TEMPO.CO, Yogyakarta - Dosen komunikasi visual Insititut Seni Indonesia (ISI) Yogyakarta, Sumbo Tinarbuko, menegaskan, tata ruang untuk publik di wilayah Daerah Istimewa Yogyakarta tak layak disebut istimewa sebagaimana status gelar istimewa yang disandang daerah tersebut. Hal itu lantaran tata ruang DIY telah terkontaminasi oleh lima jenis sampah yang membuat DIY tak nyaman untuk publik.
Sampah pertama adalah sampah arsitektur, karena rancang bangun di wilayah DIY tidak mengadopsi arsitektur bergaya Yogyakarta. “Melainkan minimalis,” ujar Sumbo, dalam diskusi keistimewaan dengan tema "Ruang Publik DIY" di aula kantor Dinas Kebudayaan DIY, Selasa, 1 September 2015.
Baca Juga:
Kemudian ada sampah visual yang bertebaran di sepanjang jalan berupa papan-papan iklan komersial ataupun kampanye partai. “Biarkan ruang publik itu milik publik. Jangan jadi milik merek dagang dan partai politik,” katanya.
Ada pula sampah trotoar, yang kehilangan ruang terbuka hijau. Sampah kendaraan bermotor ditandai dengan kemacetan dan polusi. Serta sampah pedagang kaki lima yang banyak menggunakan area publik. “Persoalannya, itu dibiarkan karena perizinannya menggunakan konsep bijaksana dan 'bijaksini',” ujarnya.
Kepala Badan Perencanaan Pembangunan Daerah (Bappeda) DIY Tavip Agus Rayanto setuju dengan kritik Sumbo. Tapi, sebagaimana pejabat pemerintah, dia berkilah bahwa volume pertumbuhan penduduk dan kendaraan bermotor tak sejalan dengan luas ruang publik. Jumlah mobil meningkat lebih dari 10 ribu per tahun di DIY dan jumlah penduduk naik lebih dari satu persen per tahun. Sedangkan luas lahan berkurang 285 hektare per tahun akibat alih fungsi lahan. “Banyak sawah jadi tembok,” katanya.
Apalagi, ujar dia, kewenangan perizinan ada di pemerintah kabupaten dan kota. “Selama ini, DIY tak berdaya soal perizinan,” ucapnya.
Tavip hanya bisa berharap, dengan konsep keistimewaan tata ruang yang diatur dalam Undang-Undang Keistimewaan DIY, penataan tata ruang tidak sebatas mengandalkan status keistimewaan, melainkan harus komplementer dengan aturan tata ruang nasional. “Biar tata ruang di Yogyakarta itu jadi role model tata ruang Indonesia,” tuturnya.

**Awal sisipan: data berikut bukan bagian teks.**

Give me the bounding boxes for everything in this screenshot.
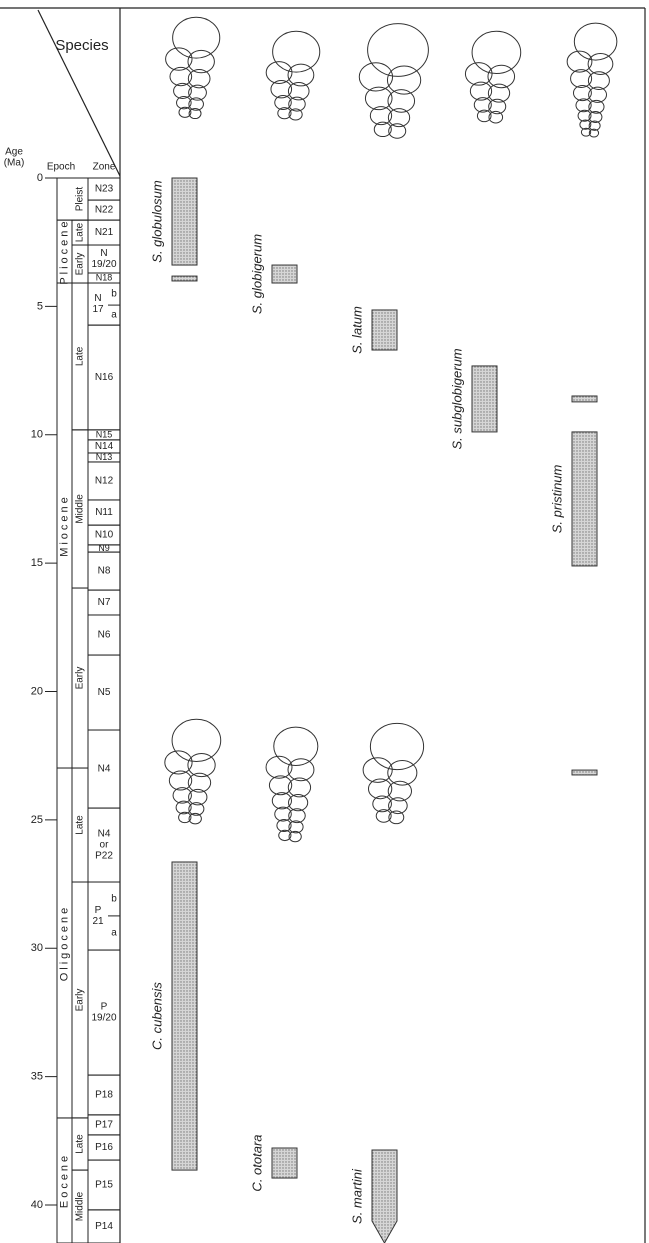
species-header: Species [55,37,108,54]
epoch-label: Pliocene [58,218,70,284]
chart: Species Age (Ma) Epoch Zone 0 5 10 15 20 25 30… [0,0,649,1243]
zone-label: N12 [95,476,114,487]
species-name: S. globulosum [149,180,164,263]
zone-label: P17 [95,1120,113,1131]
subepoch-label: Late [75,222,86,242]
range-bar [472,366,497,432]
epoch-label: Oligocene [58,905,70,982]
subepoch-label: Late [75,346,86,366]
species-name: C. ototara [249,1134,264,1191]
subepoch-label: Middle [75,494,86,524]
subepoch-label: Middle [75,1191,86,1221]
zone-label: N5 [98,687,111,698]
range-bar [572,770,597,775]
zone-label: P14 [95,1221,113,1232]
zone-label: N22 [95,205,114,216]
epoch-label: Eocene [58,1153,70,1208]
range-bar [172,862,197,1170]
zone-label: N11 [95,507,113,518]
chamber [172,719,221,761]
range-bar [372,310,397,350]
epoch-label: Miocene [58,494,70,557]
species-name: S. latum [349,306,364,354]
zone-label: 21 [92,916,104,927]
y-tick-label: 25 [31,814,43,826]
epoch-header: Epoch [47,162,75,173]
subepoch-label: Early [75,253,86,276]
zone-label: N18 [96,272,113,282]
axis-label: (Ma) [4,158,25,169]
y-tick-label: 0 [37,172,43,184]
range-bar [272,1148,297,1178]
species-name: C. cubensis [149,982,164,1050]
chamber [472,31,521,73]
zone-label: N8 [98,566,111,577]
zone-label: N9 [98,543,110,553]
subzone-label: a [111,310,117,321]
zone-label: N16 [95,372,114,383]
subepoch-label: Early [75,989,86,1012]
y-tick-label: 15 [31,557,43,569]
zone-label: 17 [92,304,104,315]
subzone-label: b [111,894,117,905]
subepoch-label: Late [75,815,86,835]
range-bar [172,276,197,281]
species-name: S. martini [349,1168,364,1224]
zone-label: N4 [98,764,111,775]
y-tick-label: 40 [31,1199,43,1211]
range-bar [572,396,597,402]
subzone-label: b [111,289,117,300]
zone-label: 19/20 [91,259,116,270]
range-bar [272,265,297,283]
zone-label: P [95,905,102,916]
zone-label: N10 [95,530,114,541]
zone-label: N [94,293,101,304]
zone-label: N6 [98,630,111,641]
zone-label: P [101,1002,108,1013]
species-name: S. subglobigerum [449,348,464,449]
subepoch-label: Late [75,1134,86,1154]
y-tick-label: 10 [31,429,43,441]
zone-label: N14 [95,441,114,452]
zone-label: P16 [95,1142,113,1153]
subepoch-label: Early [75,667,86,690]
range-bar [572,432,597,566]
zone-label: N [100,248,107,259]
epoch-label: Pleist [75,187,86,212]
y-tick-label: 5 [37,300,43,312]
y-tick-label: 30 [31,942,43,954]
zone-label: P18 [95,1090,113,1101]
zone-label: 19/20 [91,1013,116,1024]
species-name: S. pristinum [549,464,564,533]
zone-label: or [100,840,110,851]
zone-label: P22 [95,851,113,862]
chamber [173,17,220,58]
range-bar [172,178,197,265]
y-tick-label: 35 [31,1071,43,1083]
zone-label: N15 [96,429,113,439]
axis-label: Age [5,147,23,158]
zone-label: N13 [96,452,113,462]
zone-label: N23 [95,184,114,195]
zone-label: P15 [95,1180,113,1191]
header-diagonal [38,10,120,176]
zone-header: Zone [93,162,116,173]
subzone-label: a [111,928,117,939]
chamber [273,31,320,72]
zone-label: N4 [98,829,111,840]
range-bar [372,1150,397,1243]
zone-label: N21 [95,227,114,238]
species-name: S. globigerum [249,234,264,314]
y-tick-label: 20 [31,685,43,697]
chamber [368,24,429,77]
zone-label: N7 [98,597,111,608]
chamber [370,723,423,769]
foram-drawings [165,17,617,841]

Salah satu gebrakannya, kata Tavip, meskipun perizinan berada di pemerintah kabupaten/kota, yang melakukan studi kelayakan adalah pemerintah DIY. “Jadi kalau enggak layak, ya izin enggak keluar. Itu upaya win-win solution-nya,” ujarnya. Tapi dia tak menjelaskan apa yang akan dilakukan pemerintah DIY jika pemerintah kabupaten/kota tetap memberi izin.